According to the indictment, access to the SHU is controlled by a locked door that can only be opened by a guard at MCC's control center on the first floor. A second locked door can only be accessed by guards who are assigned to the SHU and carry keys while on duty.

According to the indictment, Epstein's cellmate had been moved out of MCC on Aug. 9 for a "routine, pre-planned transfer." Despite instruction from the prison's psychology staff, no new inmate had been assigned to Epstein's cell in the other man's absence.

Prosecutors said that Noel and Thomas, the only two officers working the overnight shift, were required to conduct five institutional checks and then complete corresponding paperwork to verify the counts. The indictment said that surveillance video of MCC showed Epstein returning to his cell following an attorney visit. Noel and an unnamed officer, the filing alleged, never conducted the required count at 10 p.m., when Epstein and his fellow inmates were locked down in their cells for the night.

The two guards nonetheless completed their report without ever entering the tier in which Epstein was housed.

"As confirmed by video obtained from the MCC's internal video surveillance system, this was the last time anyone, including any correctional officer, walked up to, let alone entered, the only entrance to the tier in which Epstein was housed until approximately 6:30 a.m. on August 10," the indictment said.

According to the filing, Thomas replaced the unnamed officer around 10 p.m. as the only other guard on duty in the SHU. Prosecutors alleged that, following the shift change, Noel and Thomas submitted two fake slip counts and signed 75 entries falsely certifying that they had conducted their rounds at the required 30-minute intervals.

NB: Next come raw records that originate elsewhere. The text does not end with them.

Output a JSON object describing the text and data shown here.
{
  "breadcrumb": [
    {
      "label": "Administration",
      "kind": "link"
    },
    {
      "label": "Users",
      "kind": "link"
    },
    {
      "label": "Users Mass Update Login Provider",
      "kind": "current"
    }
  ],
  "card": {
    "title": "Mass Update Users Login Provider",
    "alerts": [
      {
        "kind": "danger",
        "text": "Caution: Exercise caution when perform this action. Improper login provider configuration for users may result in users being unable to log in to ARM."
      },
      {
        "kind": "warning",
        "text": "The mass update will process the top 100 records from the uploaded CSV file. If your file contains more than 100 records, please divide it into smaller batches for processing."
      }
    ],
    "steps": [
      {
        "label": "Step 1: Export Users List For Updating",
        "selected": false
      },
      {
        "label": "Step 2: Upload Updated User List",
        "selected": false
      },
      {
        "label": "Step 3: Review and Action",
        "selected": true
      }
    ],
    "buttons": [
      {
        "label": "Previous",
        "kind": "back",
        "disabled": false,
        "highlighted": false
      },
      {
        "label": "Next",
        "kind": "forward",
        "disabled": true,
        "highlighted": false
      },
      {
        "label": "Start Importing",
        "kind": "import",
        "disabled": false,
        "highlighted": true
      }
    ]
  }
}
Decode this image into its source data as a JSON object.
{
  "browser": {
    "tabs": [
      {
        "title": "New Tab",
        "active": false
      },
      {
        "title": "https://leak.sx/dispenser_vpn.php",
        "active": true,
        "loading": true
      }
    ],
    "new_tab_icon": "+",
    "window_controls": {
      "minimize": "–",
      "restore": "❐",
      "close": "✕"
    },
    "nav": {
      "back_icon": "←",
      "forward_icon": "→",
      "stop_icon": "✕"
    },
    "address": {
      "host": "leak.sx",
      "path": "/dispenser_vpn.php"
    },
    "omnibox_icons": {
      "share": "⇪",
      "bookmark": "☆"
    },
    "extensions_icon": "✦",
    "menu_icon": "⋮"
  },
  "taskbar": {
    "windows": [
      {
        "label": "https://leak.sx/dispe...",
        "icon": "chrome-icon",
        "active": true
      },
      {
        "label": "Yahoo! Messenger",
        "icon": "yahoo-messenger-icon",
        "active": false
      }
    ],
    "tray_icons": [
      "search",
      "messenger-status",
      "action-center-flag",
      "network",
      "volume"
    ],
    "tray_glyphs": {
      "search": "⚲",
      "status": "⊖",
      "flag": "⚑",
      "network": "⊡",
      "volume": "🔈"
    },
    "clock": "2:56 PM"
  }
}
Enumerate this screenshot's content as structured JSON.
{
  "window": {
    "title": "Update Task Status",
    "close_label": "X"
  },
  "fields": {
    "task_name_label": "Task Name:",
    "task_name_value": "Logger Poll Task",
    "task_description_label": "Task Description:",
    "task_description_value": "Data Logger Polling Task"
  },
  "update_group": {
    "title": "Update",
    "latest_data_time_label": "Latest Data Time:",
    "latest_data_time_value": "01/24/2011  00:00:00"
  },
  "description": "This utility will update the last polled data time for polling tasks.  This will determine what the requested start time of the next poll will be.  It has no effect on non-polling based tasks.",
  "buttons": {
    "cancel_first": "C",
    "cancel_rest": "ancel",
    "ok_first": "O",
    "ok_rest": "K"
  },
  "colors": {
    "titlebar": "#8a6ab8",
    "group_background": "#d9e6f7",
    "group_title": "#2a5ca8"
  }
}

"Completing rounds to verify inmate counts and certifying the accuracy of logs are important tasks to ensure the safety and security of institutions and the well-being of inmates," Guido Modano, the special agent in charge of the Department of Justice's Office of the Inspector General, said.

"Those who shirk their duties but falsely state they have completed them place the institution, fellow employees, inmates and the public at risk," he said.

In a press release, prosecutors said Noel and Thomas surrendered to authorities around 10 a.m. Tuesday morning. Both face multiple counts of falsifying records and conspiring to defraud the government by impeding the functioning of MCC.

Thomas, who has served as a corrections officer since 2007, faces six counts in total, and Noel, who has worked at MCC since 2016, was charged with four counts in the indictment.

Foy told a federal magistrate judge that his client had "fully cooperated" with the investigation and had been in communication with authorities since Aug. 14.

The case has been assigned to U.S. District Judge Analisa Torres of the Southern District of New York.

The public corruption unit of the U.S. Attorney's Office is handling the prosecution, with assistant U.S. attorneys Rebekah Donaleski and Nicolas Roos assigned to the case.